Accepting Microsoft Teams guest invitations could pose a security risk

As Microsoft rolls out a new feature to make it easier to invite guests to collaborate on Teams, Ontinue researchers warn users to be aware of the risks of joining external Teams tenants.

The new feature, tracked as MC1182004, allows Teams users to invite anyone with an email address to join their Teams tenant, making it easier to invite non-Teams users to collaborate. This creates a new guest account for the invited user, which can also be created for existing Teams users from other organizations as well.

The security risk lies in the fact that Microsoft Teams guests are protected by the host tenant’s Defender for Office 365 security configurations rather than their own organization’s, meaning they may lose some protections when working as a guest.

These protections include Safe Links — which uses time-of-click URL scanning to block malicious links, real-time URL scanning to pre-emptively detect links from malicious domains — Safe Attachments, which analyzes shared files for safety — and zero-hour auto purge (ZAP), which retroactively removes malicious messages from Teams chats.

“Most assume these protections follow their users everywhere including when collaborating as guests in external tenants. That assumption is dangerously wrong,” Ontinue stated in a blog post Wednesday.

In reality, when a Teams user signs into another Teams tenant as a guest, they are leaving their organization’s security boundary and can no longer assume the same protections. This is not a vulnerability in Teams but a risk organizations must be aware of when considering whether to allow their users to accept these invites, Ontinue said.

“Attackers can spin up a poorly secured tenant, invite your users in with what looks like a perfectly legitimate Microsoft Teams email, and deliver links and files that never touch your own Defender stack at all,” noted Julian Brownlow Davies, senior vice president of offensive security strategy & operations at Bugcrowd, in comments to SC Media.

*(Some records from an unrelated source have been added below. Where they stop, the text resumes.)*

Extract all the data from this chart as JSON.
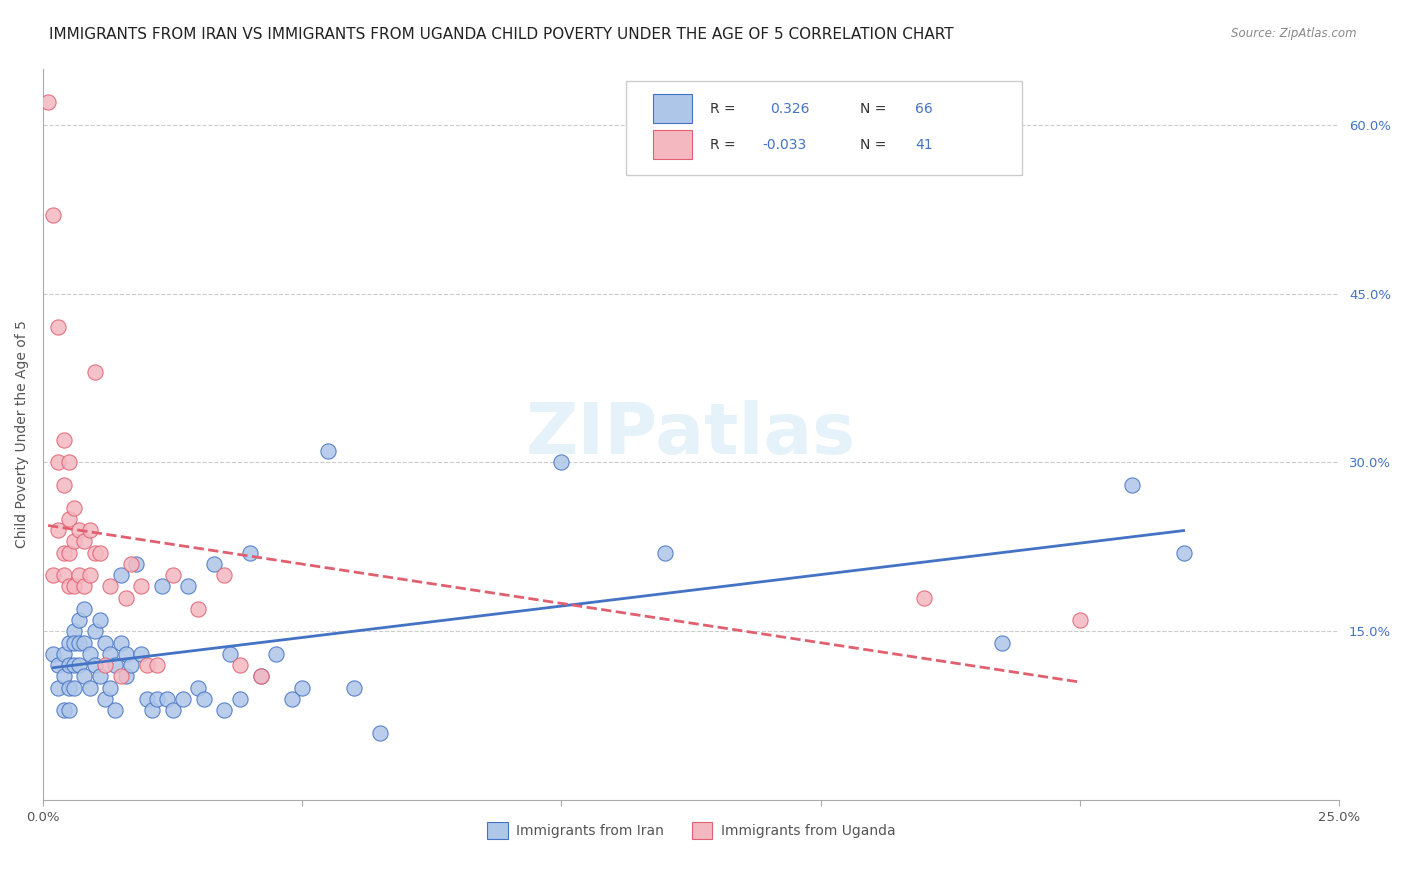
{
  "title": "IMMIGRANTS FROM IRAN VS IMMIGRANTS FROM UGANDA CHILD POVERTY UNDER THE AGE OF 5 CORRELATION CHART",
  "source": "Source: ZipAtlas.com",
  "ylabel": "Child Poverty Under the Age of 5",
  "xlim": [
    0.0,
    0.25
  ],
  "ylim": [
    0.0,
    0.65
  ],
  "x_ticks": [
    0.0,
    0.05,
    0.1,
    0.15,
    0.2,
    0.25
  ],
  "x_tick_labels": [
    "0.0%",
    "",
    "",
    "",
    "",
    "25.0%"
  ],
  "y_ticks_right": [
    0.15,
    0.3,
    0.45,
    0.6
  ],
  "y_tick_labels_right": [
    "15.0%",
    "30.0%",
    "45.0%",
    "60.0%"
  ],
  "grid_color": "#cccccc",
  "background_color": "#ffffff",
  "iran_color": "#aec6e8",
  "uganda_color": "#f4b8c1",
  "iran_line_color": "#4472c4",
  "uganda_line_color": "#e06070",
  "iran_R": "0.326",
  "iran_N": "66",
  "uganda_R": "-0.033",
  "uganda_N": "41",
  "iran_scatter_x": [
    0.002,
    0.003,
    0.003,
    0.004,
    0.004,
    0.004,
    0.005,
    0.005,
    0.005,
    0.005,
    0.006,
    0.006,
    0.006,
    0.006,
    0.007,
    0.007,
    0.007,
    0.008,
    0.008,
    0.008,
    0.009,
    0.009,
    0.01,
    0.01,
    0.011,
    0.011,
    0.012,
    0.012,
    0.013,
    0.013,
    0.014,
    0.014,
    0.015,
    0.015,
    0.016,
    0.016,
    0.017,
    0.018,
    0.019,
    0.02,
    0.021,
    0.022,
    0.023,
    0.024,
    0.025,
    0.027,
    0.028,
    0.03,
    0.031,
    0.033,
    0.035,
    0.036,
    0.038,
    0.04,
    0.042,
    0.045,
    0.048,
    0.05,
    0.055,
    0.06,
    0.065,
    0.1,
    0.12,
    0.185,
    0.21,
    0.22
  ],
  "iran_scatter_y": [
    0.13,
    0.12,
    0.1,
    0.13,
    0.11,
    0.08,
    0.14,
    0.12,
    0.1,
    0.08,
    0.15,
    0.14,
    0.12,
    0.1,
    0.16,
    0.14,
    0.12,
    0.17,
    0.14,
    0.11,
    0.13,
    0.1,
    0.15,
    0.12,
    0.16,
    0.11,
    0.14,
    0.09,
    0.13,
    0.1,
    0.12,
    0.08,
    0.2,
    0.14,
    0.13,
    0.11,
    0.12,
    0.21,
    0.13,
    0.09,
    0.08,
    0.09,
    0.19,
    0.09,
    0.08,
    0.09,
    0.19,
    0.1,
    0.09,
    0.21,
    0.08,
    0.13,
    0.09,
    0.22,
    0.11,
    0.13,
    0.09,
    0.1,
    0.31,
    0.1,
    0.06,
    0.3,
    0.22,
    0.14,
    0.28,
    0.22
  ],
  "uganda_scatter_x": [
    0.001,
    0.002,
    0.002,
    0.003,
    0.003,
    0.003,
    0.004,
    0.004,
    0.004,
    0.004,
    0.005,
    0.005,
    0.005,
    0.005,
    0.006,
    0.006,
    0.006,
    0.007,
    0.007,
    0.008,
    0.008,
    0.009,
    0.009,
    0.01,
    0.01,
    0.011,
    0.012,
    0.013,
    0.015,
    0.016,
    0.017,
    0.019,
    0.02,
    0.022,
    0.025,
    0.03,
    0.035,
    0.038,
    0.042,
    0.17,
    0.2
  ],
  "uganda_scatter_y": [
    0.62,
    0.52,
    0.2,
    0.42,
    0.3,
    0.24,
    0.32,
    0.28,
    0.22,
    0.2,
    0.3,
    0.25,
    0.22,
    0.19,
    0.26,
    0.23,
    0.19,
    0.24,
    0.2,
    0.23,
    0.19,
    0.24,
    0.2,
    0.38,
    0.22,
    0.22,
    0.12,
    0.19,
    0.11,
    0.18,
    0.21,
    0.19,
    0.12,
    0.12,
    0.2,
    0.17,
    0.2,
    0.12,
    0.11,
    0.18,
    0.16
  ],
  "legend_iran_label": "Immigrants from Iran",
  "legend_uganda_label": "Immigrants from Uganda",
  "watermark": "ZIPatlas",
  "title_fontsize": 11,
  "axis_label_fontsize": 10,
  "tick_fontsize": 9.5
}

Ontinue pointed out that an attacker can create a Teams tenant with no Defender protections using a free trial or low-cost license and impersonate legitimate business partners to convince users to accept a guest invitation. They could then send links to phishing or malware pages and attach malicious files without the target having the benefit of Defender scans to block the harmful content.

“Security teams should treat this as a configuration and governance problem they can act on now. Concretely, that means tightening cross-tenant policies so that guest access is allowed only to vetted partner tenants,” said Davies.

The MC1182004 feature, which will be rolled out globally in January 2026, is enabled by default, but Ontinue noted that disabling the feature only prevents users from sending invites, not from receiving them.

To restrict guest invitations to an allowlist of trusted domains, users must change their external collaboration settings in Microsoft Entra ID. Cross-tenant access settings can also be configured to block guest collaboration by default via Entra ID, and external access can be restricted in the Teams Admin Center to prevent unknown, non-organization members from contacting employees via Teams.

“Use conditional access and sign in reporting to monitor guest usage, with special attention to unusual new external tenants and to sessions initiated from unsolicited invitations, and update security awareness content so users know to treat unexpected Teams invitations like any other phishing channel and to validate them out of band,” Sectigo Senior Fellow Jason Soroko advised in comments in SC Media.